Boba Fett learns that a Kamino-based scientist (not a Kaminoan — perhaps evidence of the Empire’s nationalization of the industry) has been experimenting with Boba clones. The bounty hunter blasts all the clone tanks in similar fashion to Ripley in “Alien Resurrection.” Starkiller’s relationship to cloning (including the mystery of whether he is a clone) is less straightforward. In the first “Force Unleashed,” Starkiller (seemingly) dies and is resurrected halfway through the story. Then at the end, he (seemingly) dies again and is resurrected for the sequel.
As I noted in my review of the first installment, Starkiller is an impossible contradiction, and that becomes even more pronounced in “TFU II.” Starkiller can’t have survived the battle at the end of the first book, because he is in perfect physical condition and he has no memory of the recovery period. At the same time, he can’t be a clone because he retains all the emotions and feelings built up during his life – including his love for Juno. According to established “Star Wars” lore, a clone is a physical recreation of the original person; memories and experiences do not transfer. This is why the clone troopers – and Boba Fett — look like Jango Fett but don’t have his memories.
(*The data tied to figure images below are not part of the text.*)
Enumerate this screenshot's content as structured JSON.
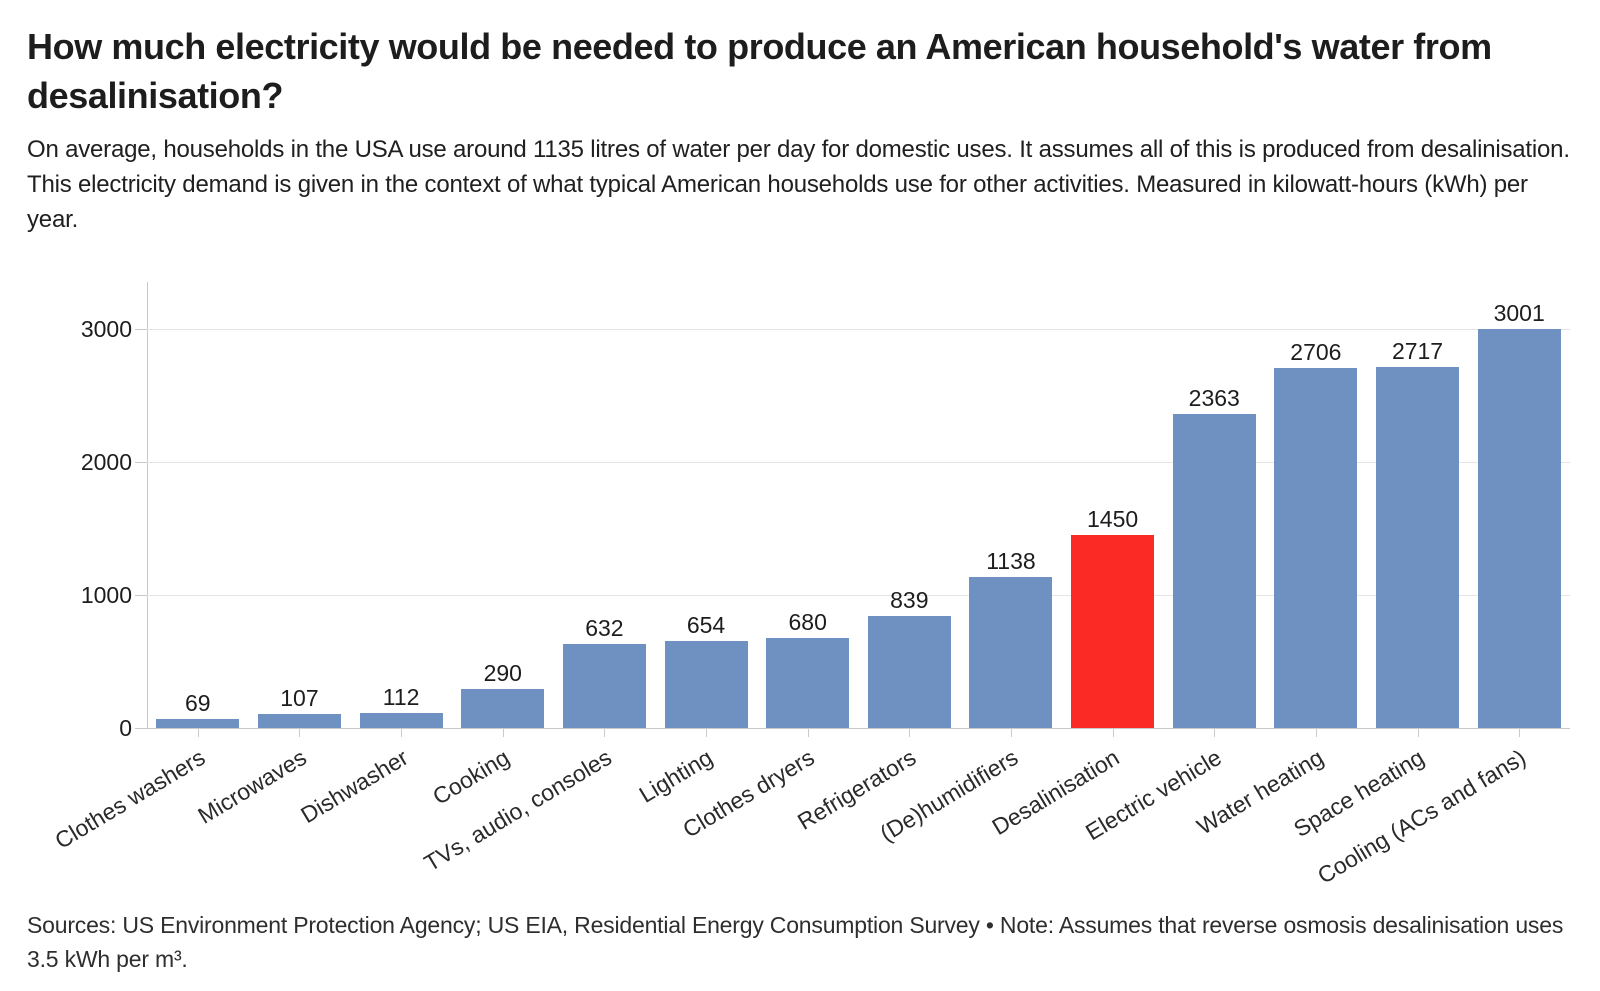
{
  "chart_data": {
    "type": "bar",
    "title": "How much electricity would be needed to produce an American household's water from desalinisation?",
    "subtitle": "On average, households in the USA use around 1135 litres of water per day for domestic uses. It assumes all of this is produced from desalinisation. This electricity demand is given in the context of what typical American households use for other activities. Measured in kilowatt-hours (kWh) per year.",
    "note": "Sources: US Environment Protection Agency; US EIA, Residential Energy Consumption Survey • Note: Assumes that reverse osmosis desalinisation uses 3.5 kWh per m³.",
    "categories": [
      "Clothes washers",
      "Microwaves",
      "Dishwasher",
      "Cooking",
      "TVs, audio, consoles",
      "Lighting",
      "Clothes dryers",
      "Refrigerators",
      "(De)humidifiers",
      "Desalinisation",
      "Electric vehicle",
      "Water heating",
      "Space heating",
      "Cooling (ACs and fans)"
    ],
    "values": [
      69,
      107,
      112,
      290,
      632,
      654,
      680,
      839,
      1138,
      1450,
      2363,
      2706,
      2717,
      3001
    ],
    "highlight_category": "Desalinisation",
    "highlight_index": 9,
    "value_labels": true,
    "xlabel": "",
    "ylabel": "",
    "yticks": [
      0,
      1000,
      2000,
      3000
    ],
    "ylim": [
      0,
      3200
    ],
    "grid": true,
    "legend_position": "none",
    "colors": {
      "bar": "#6f91c1",
      "highlight": "#fc2a25",
      "grid": "#e5e5e5",
      "axis": "#c9c9c9",
      "text": "#1d1d1d",
      "label": "#2a2a2a"
    }
  }
}
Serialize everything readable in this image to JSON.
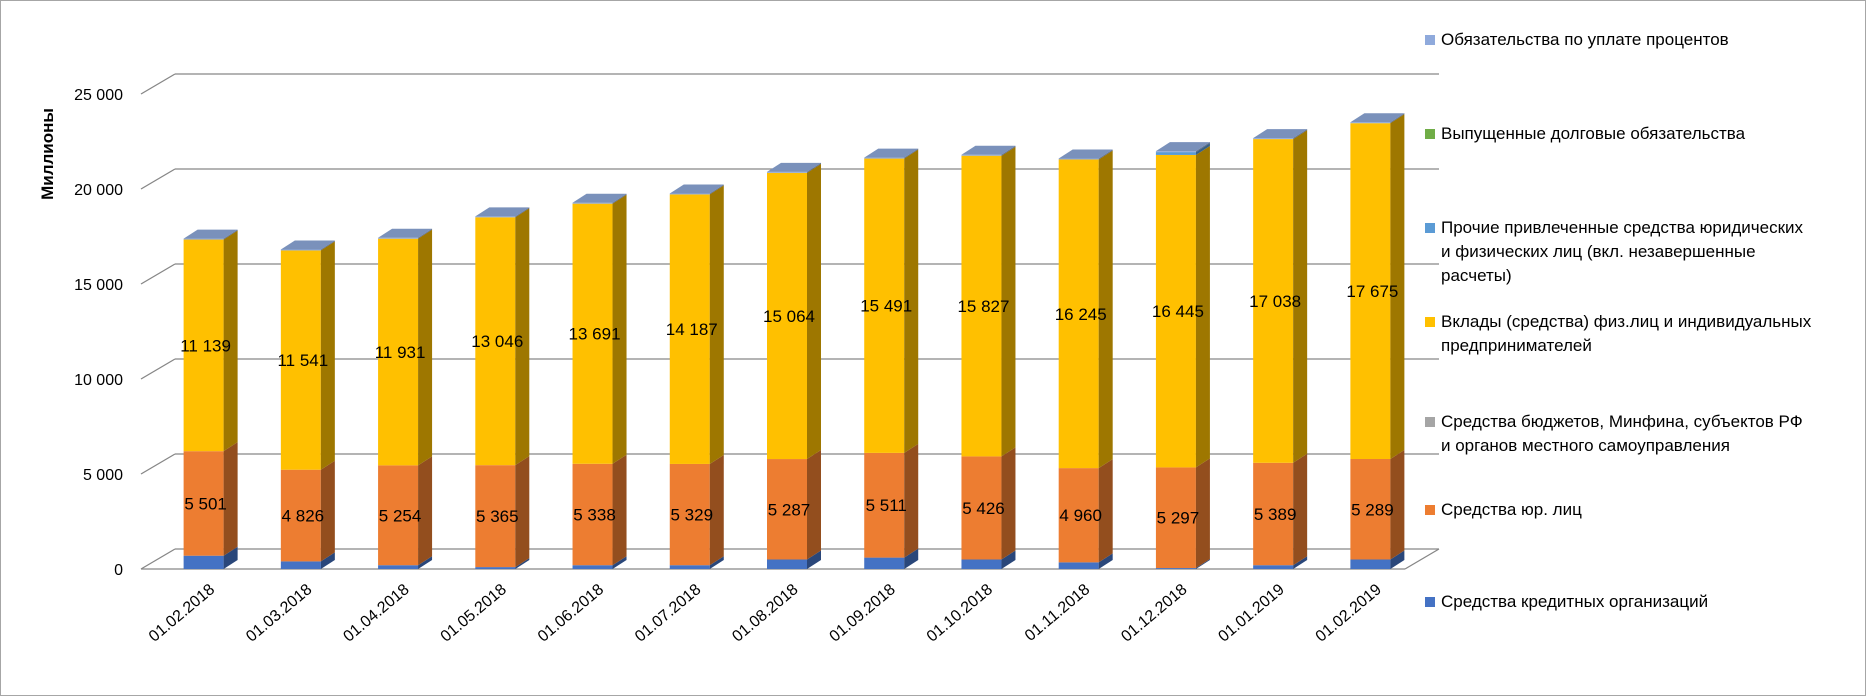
{
  "chart_data": {
    "type": "bar",
    "stacked": true,
    "three_d": true,
    "ylabel": "Миллионы",
    "ylim": [
      0,
      25000
    ],
    "yticks": [
      "0",
      "5 000",
      "10 000",
      "15 000",
      "20 000",
      "25 000"
    ],
    "grid": true,
    "legend_position": "right",
    "categories": [
      "01.02.2018",
      "01.03.2018",
      "01.04.2018",
      "01.05.2018",
      "01.06.2018",
      "01.07.2018",
      "01.08.2018",
      "01.09.2018",
      "01.10.2018",
      "01.11.2018",
      "01.12.2018",
      "01.01.2019",
      "01.02.2019"
    ],
    "series": [
      {
        "name": "Средства кредитных организаций",
        "color": "#4472c4",
        "values": [
          700,
          400,
          200,
          100,
          200,
          200,
          500,
          600,
          500,
          350,
          50,
          200,
          500
        ],
        "labels": [
          "",
          "",
          "",
          "",
          "",
          "",
          "",
          "",
          "",
          "",
          "",
          "",
          ""
        ]
      },
      {
        "name": "Средства юр. лиц",
        "color": "#ed7d31",
        "values": [
          5501,
          4826,
          5254,
          5365,
          5338,
          5329,
          5287,
          5511,
          5426,
          4960,
          5297,
          5389,
          5289
        ],
        "labels": [
          "5 501",
          "4 826",
          "5 254",
          "5 365",
          "5 338",
          "5 329",
          "5 287",
          "5 511",
          "5 426",
          "4 960",
          "5 297",
          "5 389",
          "5 289"
        ]
      },
      {
        "name": "Средства бюджетов, Минфина, субъектов РФ и органов местного самоуправления",
        "color": "#a5a5a5",
        "values": [
          0,
          0,
          0,
          0,
          0,
          0,
          0,
          0,
          0,
          0,
          0,
          0,
          0
        ],
        "labels": [
          "",
          "",
          "",
          "",
          "",
          "",
          "",
          "",
          "",
          "",
          "",
          "",
          ""
        ]
      },
      {
        "name": "Вклады (средства) физ.лиц и индивидуальных предпринимателей",
        "color": "#ffc000",
        "values": [
          11139,
          11541,
          11931,
          13046,
          13691,
          14187,
          15064,
          15491,
          15827,
          16245,
          16445,
          17038,
          17675
        ],
        "labels": [
          "11 139",
          "11 541",
          "11 931",
          "13 046",
          "13 691",
          "14 187",
          "15 064",
          "15 491",
          "15 827",
          "16 245",
          "16 445",
          "17 038",
          "17 675"
        ]
      },
      {
        "name": "Прочие привлеченные средства юридических и физических лиц (вкл. незавершенные расчеты)",
        "color": "#5b9bd5",
        "values": [
          0,
          0,
          0,
          0,
          0,
          0,
          0,
          0,
          0,
          0,
          150,
          0,
          0
        ],
        "labels": [
          "",
          "",
          "",
          "",
          "",
          "",
          "",
          "",
          "",
          "",
          "",
          "",
          ""
        ]
      },
      {
        "name": "Выпущенные долговые обязательства",
        "color": "#70ad47",
        "values": [
          0,
          0,
          0,
          0,
          0,
          0,
          0,
          0,
          0,
          0,
          0,
          0,
          0
        ],
        "labels": [
          "",
          "",
          "",
          "",
          "",
          "",
          "",
          "",
          "",
          "",
          "",
          "",
          ""
        ]
      },
      {
        "name": "Обязательства по уплате процентов",
        "color": "#8faadc",
        "values": [
          50,
          50,
          50,
          50,
          50,
          50,
          50,
          50,
          50,
          50,
          50,
          50,
          50
        ],
        "labels": [
          "",
          "",
          "",
          "",
          "",
          "",
          "",
          "",
          "",
          "",
          "",
          "",
          ""
        ]
      }
    ],
    "legend": [
      {
        "lines": [
          "Обязательства по уплате процентов"
        ],
        "color": "#8faadc"
      },
      {
        "lines": [
          "Выпущенные долговые обязательства"
        ],
        "color": "#70ad47"
      },
      {
        "lines": [
          "Прочие привлеченные средства юридических",
          "и физических лиц (вкл. незавершенные",
          "расчеты)"
        ],
        "color": "#5b9bd5"
      },
      {
        "lines": [
          "Вклады (средства) физ.лиц и индивидуальных",
          "предпринимателей"
        ],
        "color": "#ffc000"
      },
      {
        "lines": [
          "Средства бюджетов, Минфина, субъектов РФ",
          "и органов местного самоуправления"
        ],
        "color": "#a5a5a5"
      },
      {
        "lines": [
          "Средства юр. лиц"
        ],
        "color": "#ed7d31"
      },
      {
        "lines": [
          "Средства кредитных организаций"
        ],
        "color": "#4472c4"
      }
    ]
  }
}
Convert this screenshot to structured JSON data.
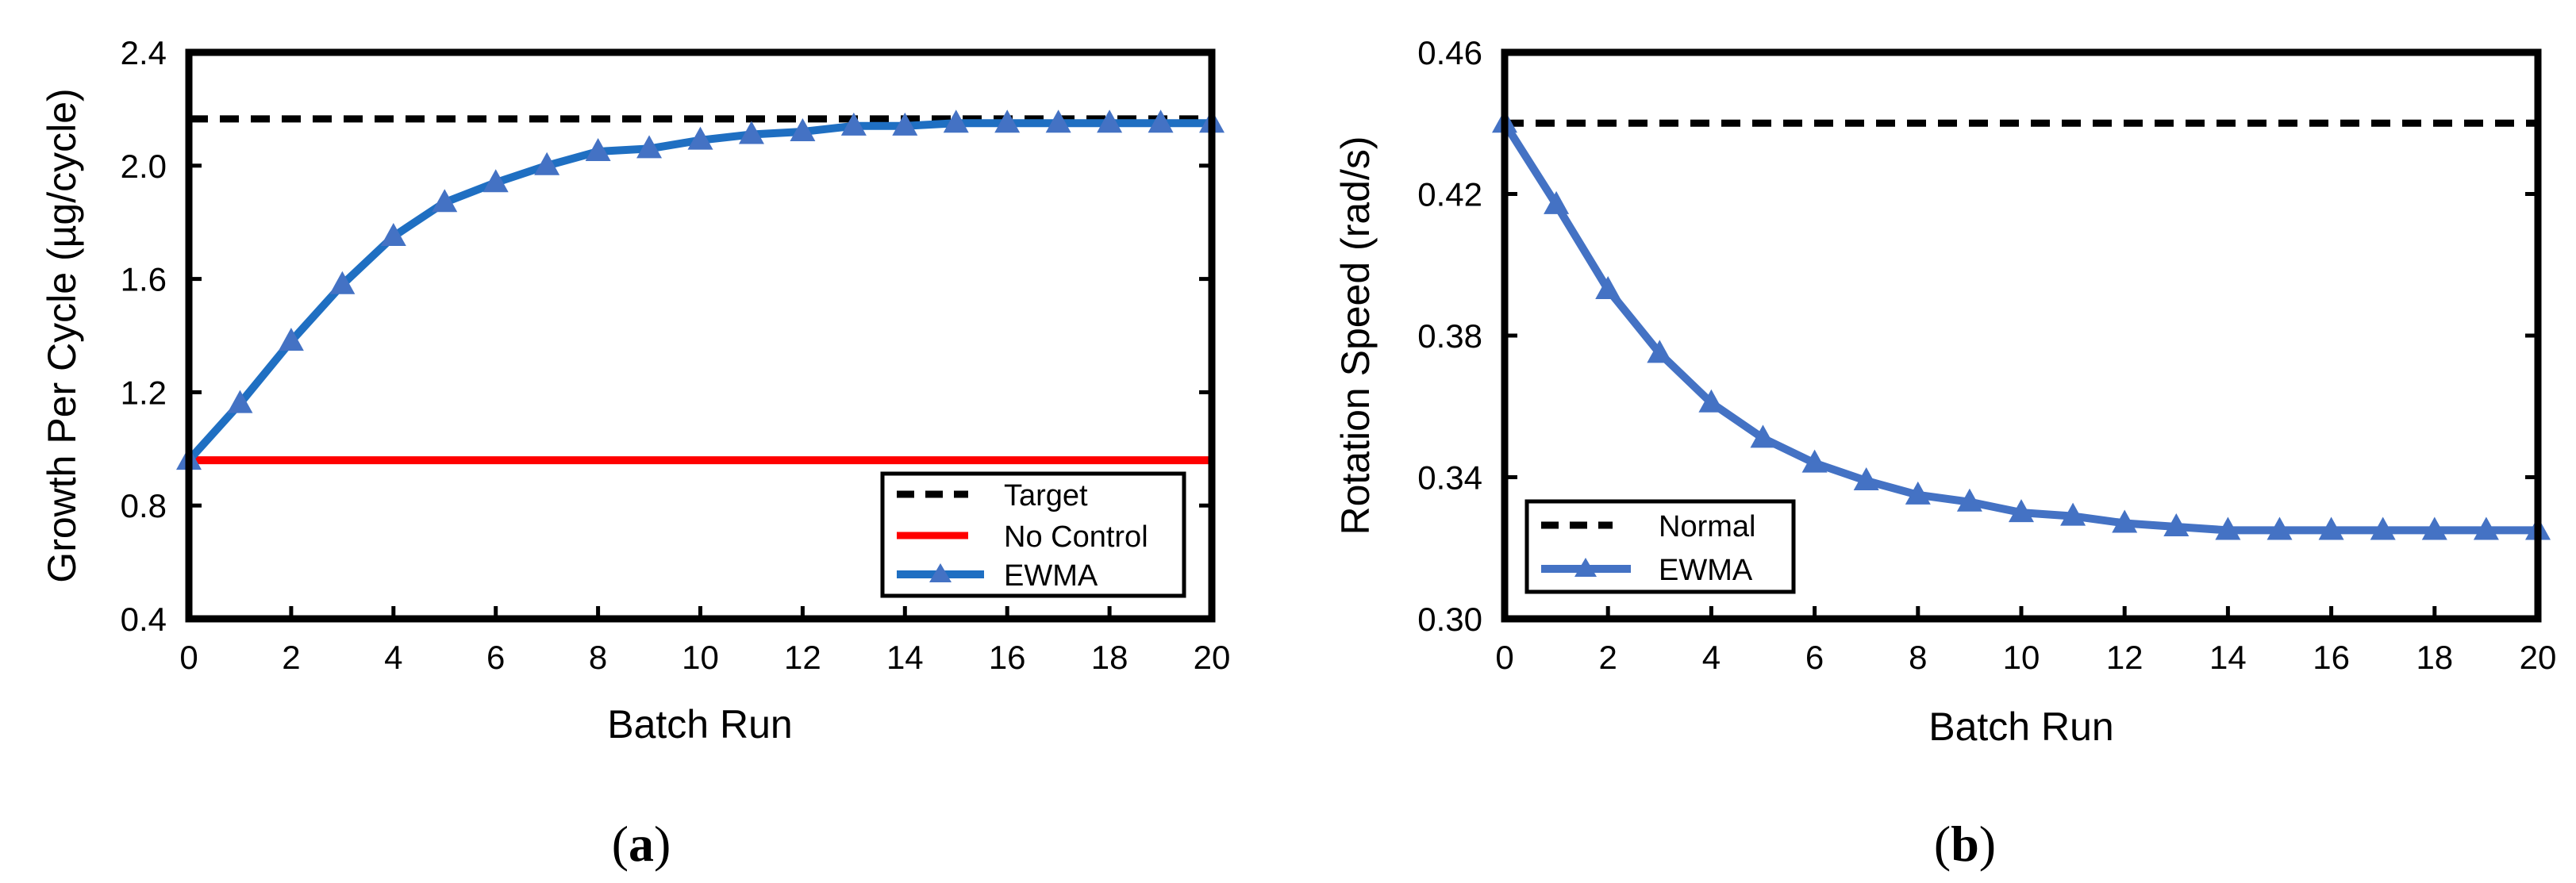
{
  "chart_data": [
    {
      "type": "line",
      "panel_label": {
        "open": "(",
        "letter": "a",
        "close": ")"
      },
      "xlabel": "Batch Run",
      "ylabel": "Growth Per Cycle (µg/cycle)",
      "xlim": [
        0,
        20
      ],
      "ylim": [
        0.4,
        2.4
      ],
      "xticks": [
        0,
        2,
        4,
        6,
        8,
        10,
        12,
        14,
        16,
        18,
        20
      ],
      "xtick_labels": [
        "0",
        "2",
        "4",
        "6",
        "8",
        "10",
        "12",
        "14",
        "16",
        "18",
        "20"
      ],
      "yticks": [
        0.4,
        0.8,
        1.2,
        1.6,
        2.0,
        2.4
      ],
      "ytick_labels": [
        "0.4",
        "0.8",
        "1.2",
        "1.6",
        "2.0",
        "2.4"
      ],
      "grid": false,
      "legend": "bottom-right",
      "series": [
        {
          "name": "Target",
          "style": "dashed",
          "color": "#000000",
          "marker": "none",
          "x": [
            0,
            20
          ],
          "y": [
            2.165,
            2.165
          ]
        },
        {
          "name": "No Control",
          "style": "solid",
          "color": "#ff0000",
          "marker": "none",
          "x": [
            0,
            20
          ],
          "y": [
            0.96,
            0.96
          ]
        },
        {
          "name": "EWMA",
          "style": "solid",
          "color": "#1f6fc2",
          "marker": "triangle",
          "marker_color": "#4472c4",
          "x": [
            0,
            1,
            2,
            3,
            4,
            5,
            6,
            7,
            8,
            9,
            10,
            11,
            12,
            13,
            14,
            15,
            16,
            17,
            18,
            19,
            20
          ],
          "y": [
            0.96,
            1.16,
            1.38,
            1.58,
            1.75,
            1.87,
            1.94,
            2.0,
            2.05,
            2.06,
            2.09,
            2.11,
            2.12,
            2.14,
            2.14,
            2.15,
            2.15,
            2.15,
            2.15,
            2.15,
            2.15
          ]
        }
      ]
    },
    {
      "type": "line",
      "panel_label": {
        "open": "(",
        "letter": "b",
        "close": ")"
      },
      "xlabel": "Batch Run",
      "ylabel": "Rotation Speed (rad/s)",
      "xlim": [
        0,
        20
      ],
      "ylim": [
        0.3,
        0.46
      ],
      "xticks": [
        0,
        2,
        4,
        6,
        8,
        10,
        12,
        14,
        16,
        18,
        20
      ],
      "xtick_labels": [
        "0",
        "2",
        "4",
        "6",
        "8",
        "10",
        "12",
        "14",
        "16",
        "18",
        "20"
      ],
      "yticks": [
        0.3,
        0.34,
        0.38,
        0.42,
        0.46
      ],
      "ytick_labels": [
        "0.30",
        "0.34",
        "0.38",
        "0.42",
        "0.46"
      ],
      "grid": false,
      "legend": "middle-left",
      "series": [
        {
          "name": "Normal",
          "style": "dashed",
          "color": "#000000",
          "marker": "none",
          "x": [
            0,
            20
          ],
          "y": [
            0.44,
            0.44
          ]
        },
        {
          "name": "EWMA",
          "style": "solid",
          "color": "#4472c4",
          "marker": "triangle",
          "marker_color": "#4472c4",
          "x": [
            0,
            1,
            2,
            3,
            4,
            5,
            6,
            7,
            8,
            9,
            10,
            11,
            12,
            13,
            14,
            15,
            16,
            17,
            18,
            19,
            20
          ],
          "y": [
            0.44,
            0.417,
            0.393,
            0.375,
            0.361,
            0.351,
            0.344,
            0.339,
            0.335,
            0.333,
            0.33,
            0.329,
            0.327,
            0.326,
            0.325,
            0.325,
            0.325,
            0.325,
            0.325,
            0.325,
            0.325
          ]
        }
      ]
    }
  ]
}
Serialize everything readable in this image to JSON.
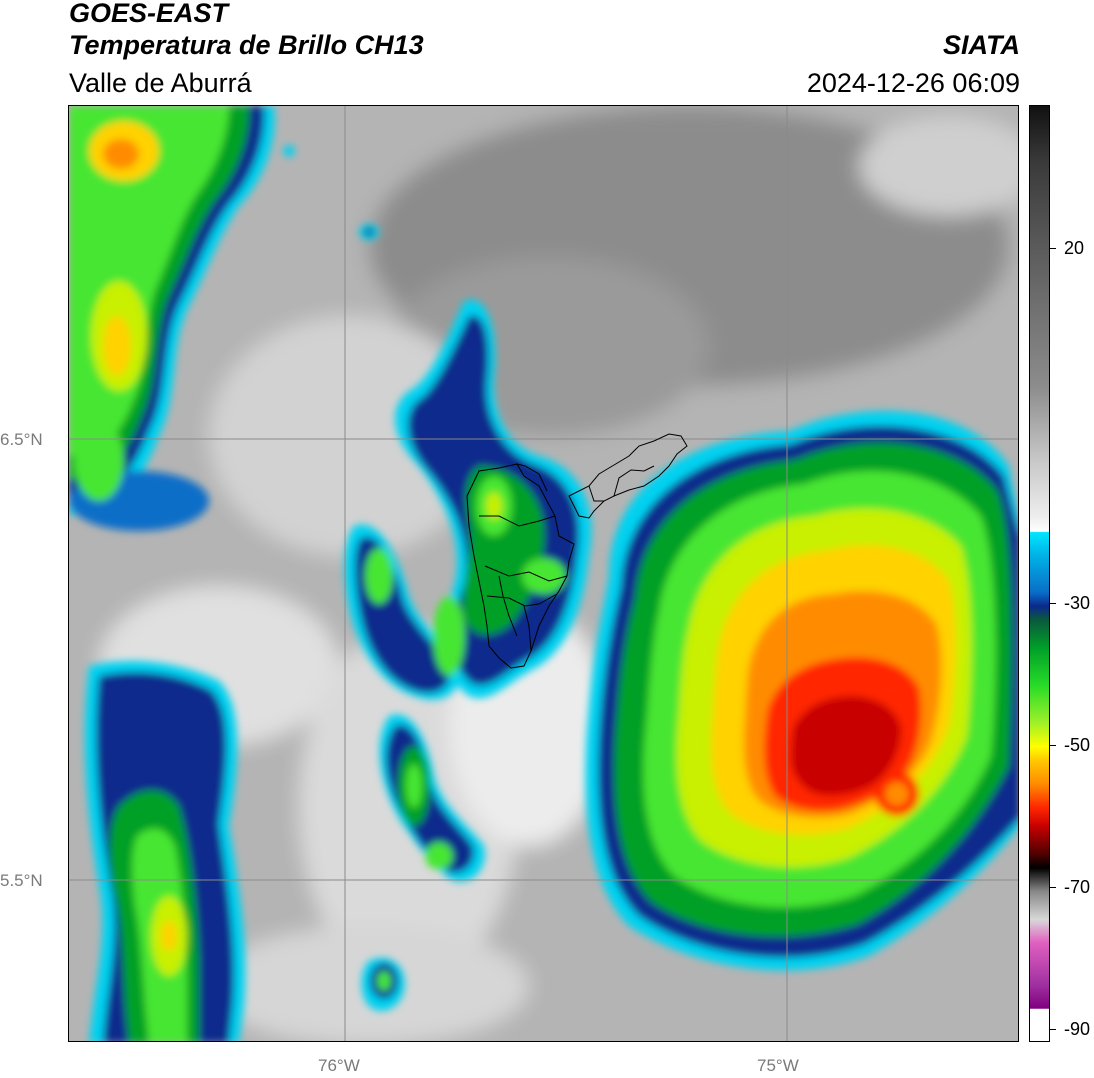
{
  "header": {
    "source": "GOES-EAST",
    "product": "Temperatura de Brillo CH13",
    "region": "Valle de Aburrá",
    "organization": "SIATA",
    "datetime": "2024-12-26 06:09"
  },
  "map": {
    "gridlines": {
      "latitudes": [
        "6.5°N",
        "5.5°N"
      ],
      "longitudes": [
        "76°W",
        "75°W"
      ]
    },
    "colors": {
      "background_cloudfree": "#b4b4b4",
      "cold_tops": "#ff2800",
      "moderate": "#28dc28",
      "edge": "#0a2a8c",
      "gridline": "#8a8a8a"
    }
  },
  "colorbar": {
    "ticks": [
      "20",
      "-30",
      "-50",
      "-70",
      "-90"
    ]
  }
}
In my review of “TFU,” I noted that the Emperor theoretically could transfer Starkiller’s essence from a dying body to a living clone, as he does with Bevel Lemelisk in “Darksaber.” This is the only in-universe logic that can explain Starkiller’s resurrections. However, Blackman and Williams don’t allude to this in any of their writings, and in fact, the Emperor doesn’t appear in the sequel at all.
For all these reasons, the “Force Unleashed” saga – and especially the increasingly out-there sequel – plays best as a legend rather than as real events on any timeline, be it Legends or Disney’s. While I’m curious to know what Blackman had sketched out for “TFU III” (How did Vader escape? How was Starkiller resurrected? Does Maris Brood return to the story?), I’m not as crushed by “TFU’s” cancellation as I am by the cancelation of “The Clone Wars” TV show or the Ben-Vestara-Jaina-Allana story in the novels. While it’s not a bad read, “The Force Unleashed II” becomes increasingly hard to take seriously as it goes along.